A great shot by Dimitris Salpingidis was turned away at the hour mark. Georgios Karagounis nearly sealed the deal a few minutes later but instead hit Greece’s second crossbar of the night. We were clearly outplaying them and I was proud of the effort by almost all of the players on the pitch.
Then, disaster. Wilfried Bony tied the game for Ivory Coast. A draw wouldn’t be enough for Greece. We needed a win and only a win.
I was relieved when Didier Drogba came off and Ivory Coast got more defensive. This is a team that struggles to defend and had already been giving Greece a lot of space and chances throughout the game.
But as the minutes ticked away, I was getting more and more nervous.
And then, it happened. Samaras was brought down in the box, and the rest is history.
I celebrated with the Greek fans outside the stadium for a good half hour, chanting and singing as much as my voice allowed.

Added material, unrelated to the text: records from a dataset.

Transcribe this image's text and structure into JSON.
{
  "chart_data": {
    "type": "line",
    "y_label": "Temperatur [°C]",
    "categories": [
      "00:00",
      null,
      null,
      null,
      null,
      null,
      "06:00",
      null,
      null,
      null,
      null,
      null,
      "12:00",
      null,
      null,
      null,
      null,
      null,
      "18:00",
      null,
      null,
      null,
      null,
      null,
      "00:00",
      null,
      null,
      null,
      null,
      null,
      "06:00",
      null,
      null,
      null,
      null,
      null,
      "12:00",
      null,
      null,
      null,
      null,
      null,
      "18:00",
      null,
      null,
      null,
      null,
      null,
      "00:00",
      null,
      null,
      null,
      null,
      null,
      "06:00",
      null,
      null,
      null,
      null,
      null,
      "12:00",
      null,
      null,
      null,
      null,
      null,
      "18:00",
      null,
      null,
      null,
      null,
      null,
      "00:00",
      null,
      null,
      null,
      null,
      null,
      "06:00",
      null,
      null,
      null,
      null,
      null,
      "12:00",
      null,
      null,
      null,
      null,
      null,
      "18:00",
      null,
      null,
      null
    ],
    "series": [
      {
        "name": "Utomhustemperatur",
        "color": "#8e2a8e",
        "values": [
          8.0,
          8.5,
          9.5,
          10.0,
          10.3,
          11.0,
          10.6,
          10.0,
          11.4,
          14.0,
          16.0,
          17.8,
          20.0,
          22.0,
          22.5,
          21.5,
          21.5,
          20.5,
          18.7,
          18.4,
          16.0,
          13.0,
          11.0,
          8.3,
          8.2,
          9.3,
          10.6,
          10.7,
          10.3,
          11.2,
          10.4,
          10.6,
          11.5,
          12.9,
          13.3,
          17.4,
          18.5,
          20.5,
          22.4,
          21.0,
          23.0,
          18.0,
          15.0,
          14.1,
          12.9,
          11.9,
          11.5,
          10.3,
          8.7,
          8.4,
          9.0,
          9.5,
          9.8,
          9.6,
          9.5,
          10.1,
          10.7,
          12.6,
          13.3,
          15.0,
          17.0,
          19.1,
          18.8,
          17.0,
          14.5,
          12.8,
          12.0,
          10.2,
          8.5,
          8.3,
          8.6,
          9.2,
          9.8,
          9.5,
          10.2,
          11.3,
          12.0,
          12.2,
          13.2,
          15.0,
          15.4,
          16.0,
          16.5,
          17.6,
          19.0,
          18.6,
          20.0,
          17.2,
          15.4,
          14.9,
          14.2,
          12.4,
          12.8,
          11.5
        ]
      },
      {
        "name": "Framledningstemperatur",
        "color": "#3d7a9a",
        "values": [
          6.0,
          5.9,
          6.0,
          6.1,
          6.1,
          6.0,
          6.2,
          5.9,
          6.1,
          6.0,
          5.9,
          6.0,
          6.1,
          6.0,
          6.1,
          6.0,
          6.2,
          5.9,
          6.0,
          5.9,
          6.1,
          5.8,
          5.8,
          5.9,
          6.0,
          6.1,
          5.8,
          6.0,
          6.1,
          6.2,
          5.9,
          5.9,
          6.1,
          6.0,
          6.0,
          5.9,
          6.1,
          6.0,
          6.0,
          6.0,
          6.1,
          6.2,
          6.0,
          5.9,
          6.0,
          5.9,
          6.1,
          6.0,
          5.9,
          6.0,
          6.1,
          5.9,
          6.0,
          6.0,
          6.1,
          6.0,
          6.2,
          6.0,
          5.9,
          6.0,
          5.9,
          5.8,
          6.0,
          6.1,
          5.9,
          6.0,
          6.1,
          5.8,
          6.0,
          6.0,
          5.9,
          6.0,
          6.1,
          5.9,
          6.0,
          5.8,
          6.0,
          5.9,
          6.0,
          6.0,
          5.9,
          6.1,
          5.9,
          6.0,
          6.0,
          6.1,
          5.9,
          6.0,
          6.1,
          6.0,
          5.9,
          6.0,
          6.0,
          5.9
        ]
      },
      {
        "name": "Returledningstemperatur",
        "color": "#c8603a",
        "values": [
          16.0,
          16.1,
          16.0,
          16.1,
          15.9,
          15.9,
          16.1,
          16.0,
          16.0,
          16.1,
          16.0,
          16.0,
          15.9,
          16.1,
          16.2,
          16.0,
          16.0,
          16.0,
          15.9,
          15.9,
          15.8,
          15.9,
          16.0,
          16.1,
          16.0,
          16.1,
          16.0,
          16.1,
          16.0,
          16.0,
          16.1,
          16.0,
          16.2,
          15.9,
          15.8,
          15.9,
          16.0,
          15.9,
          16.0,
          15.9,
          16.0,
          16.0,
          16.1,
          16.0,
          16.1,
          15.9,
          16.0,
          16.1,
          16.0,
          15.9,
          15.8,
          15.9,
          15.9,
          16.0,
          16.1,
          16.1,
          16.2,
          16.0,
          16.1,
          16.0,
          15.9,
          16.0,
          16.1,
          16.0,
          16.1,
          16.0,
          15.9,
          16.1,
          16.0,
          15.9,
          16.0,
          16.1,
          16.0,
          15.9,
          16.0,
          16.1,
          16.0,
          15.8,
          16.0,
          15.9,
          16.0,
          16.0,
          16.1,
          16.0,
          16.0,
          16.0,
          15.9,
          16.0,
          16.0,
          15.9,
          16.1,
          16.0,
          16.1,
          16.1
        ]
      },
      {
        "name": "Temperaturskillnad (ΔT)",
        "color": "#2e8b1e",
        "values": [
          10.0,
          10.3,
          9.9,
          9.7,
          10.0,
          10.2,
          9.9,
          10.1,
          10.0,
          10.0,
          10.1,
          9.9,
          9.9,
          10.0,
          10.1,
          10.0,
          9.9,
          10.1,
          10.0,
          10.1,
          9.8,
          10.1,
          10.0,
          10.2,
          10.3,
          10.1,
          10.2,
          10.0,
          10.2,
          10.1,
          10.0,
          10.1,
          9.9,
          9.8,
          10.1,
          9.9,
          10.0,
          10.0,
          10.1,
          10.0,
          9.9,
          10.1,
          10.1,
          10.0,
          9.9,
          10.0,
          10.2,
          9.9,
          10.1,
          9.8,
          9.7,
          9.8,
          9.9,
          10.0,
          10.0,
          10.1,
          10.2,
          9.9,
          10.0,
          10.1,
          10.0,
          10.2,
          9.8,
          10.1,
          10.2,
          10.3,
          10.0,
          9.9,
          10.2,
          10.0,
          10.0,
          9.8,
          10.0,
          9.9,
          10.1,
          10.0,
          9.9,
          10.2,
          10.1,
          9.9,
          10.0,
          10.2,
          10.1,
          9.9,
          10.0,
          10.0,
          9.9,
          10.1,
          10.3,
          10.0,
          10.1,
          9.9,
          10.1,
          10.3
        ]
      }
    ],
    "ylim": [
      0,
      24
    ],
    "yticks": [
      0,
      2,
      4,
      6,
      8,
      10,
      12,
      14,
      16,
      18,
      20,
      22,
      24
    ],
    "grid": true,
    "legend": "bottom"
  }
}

Walking back to the bus, not one person complained to me about the penalty. Although I had yet to see a clear replay, BBC claimed the penalty shouldn’t have been called and that Greece hadn’t been a threat (what game were they watching?). When I finally got to watch a replay and read more accurate game reports, it was clear that the right call had been made. No controversy.
Unfortunately for me, my World Cup has come to an end. I won’t be traveling with the boys to Recife for the game against Costa Rica. Instead, I’ll be watching with a small group of Greeks in Santiago, Chile. I’m headed to Buenos Aires on Thursday morning.
I’ll have one more World Cup update with some memories and thoughts about my trip to Brazil, the tournament, and some bests and worsts. After that, I’ll continue updating with my travel tips and photos – I have a lot of updates to write about Brazil!
But most importantly, I have to thank the boys at Greek Sports and Social Network (GSSN) in Chicago for featuring my blog posts throughout the World Cup. I really appreciate it and I’m humbled by all of the support I’ve received from everyone who’s been reading. My blog hits have more than doubled since the World Cup, all thanks to Dino and George.
Finally, to Georgios Samaras – for all the name calling and moutzes I’ve thrown your way the past few years – μπράβο. I at least owe you that one. But it doesn’t change anything.
Until my final World Cup post, good night from Fortaleza.